Creating a positive payment history will help them build credit. Of course, the best lenders report to all three bureaus: Experian, Equifax, and TransUnion.

Because payment history is 35% of your FICO scores, timely payments on a credit builder loan can raise your score significantly and quickly.

At the end of the loan term, the lender will remove the lock from the savings account and provide the loan funds to the borrower, who will hopefully have built both credit and savings. They can then use the cash for anything, just like the proceeds of an unsecured personal loan.

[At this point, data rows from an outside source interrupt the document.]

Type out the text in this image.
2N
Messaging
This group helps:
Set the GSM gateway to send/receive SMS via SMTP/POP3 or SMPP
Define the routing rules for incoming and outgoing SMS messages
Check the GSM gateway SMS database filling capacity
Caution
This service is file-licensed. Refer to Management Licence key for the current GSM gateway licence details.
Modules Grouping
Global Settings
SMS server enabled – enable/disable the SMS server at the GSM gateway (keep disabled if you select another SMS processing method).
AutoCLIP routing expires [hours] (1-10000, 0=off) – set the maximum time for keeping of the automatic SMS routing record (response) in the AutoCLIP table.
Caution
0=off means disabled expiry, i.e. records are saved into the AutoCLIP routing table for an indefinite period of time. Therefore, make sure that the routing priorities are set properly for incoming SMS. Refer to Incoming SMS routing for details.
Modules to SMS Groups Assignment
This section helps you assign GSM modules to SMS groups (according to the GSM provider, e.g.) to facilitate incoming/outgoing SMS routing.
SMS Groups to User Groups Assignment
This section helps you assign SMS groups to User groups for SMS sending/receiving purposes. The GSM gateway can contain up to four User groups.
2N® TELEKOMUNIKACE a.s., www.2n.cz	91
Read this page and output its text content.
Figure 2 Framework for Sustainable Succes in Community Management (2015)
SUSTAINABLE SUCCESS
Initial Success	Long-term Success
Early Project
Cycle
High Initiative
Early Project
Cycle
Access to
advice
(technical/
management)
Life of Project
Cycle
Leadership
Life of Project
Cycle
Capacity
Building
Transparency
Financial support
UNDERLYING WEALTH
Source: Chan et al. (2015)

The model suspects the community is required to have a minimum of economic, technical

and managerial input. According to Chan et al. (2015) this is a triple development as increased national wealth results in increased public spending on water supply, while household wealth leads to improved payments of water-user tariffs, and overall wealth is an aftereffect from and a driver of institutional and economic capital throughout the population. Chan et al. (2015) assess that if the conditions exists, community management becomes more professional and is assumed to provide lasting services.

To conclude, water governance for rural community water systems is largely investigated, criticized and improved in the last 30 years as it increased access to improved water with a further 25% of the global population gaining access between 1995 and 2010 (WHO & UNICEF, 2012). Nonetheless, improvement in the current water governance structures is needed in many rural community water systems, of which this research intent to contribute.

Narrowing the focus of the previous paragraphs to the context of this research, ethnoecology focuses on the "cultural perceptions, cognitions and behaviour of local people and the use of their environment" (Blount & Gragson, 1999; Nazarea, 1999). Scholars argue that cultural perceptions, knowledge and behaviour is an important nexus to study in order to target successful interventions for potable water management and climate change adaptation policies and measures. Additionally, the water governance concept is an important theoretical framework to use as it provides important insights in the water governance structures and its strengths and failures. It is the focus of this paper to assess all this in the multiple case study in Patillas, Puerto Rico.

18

The unique structure lets a financial institution feel comfortable lending to a borrower with a poor credit score, and because they usually use loan proceeds as the collateral, it feels like an unsecured loan to the borrower.

Whichever option you decide to use, make sure that you pay on time every month to improve your score. These accounts are all just opportunities for you to demonstrate your creditworthiness, so make the most of them!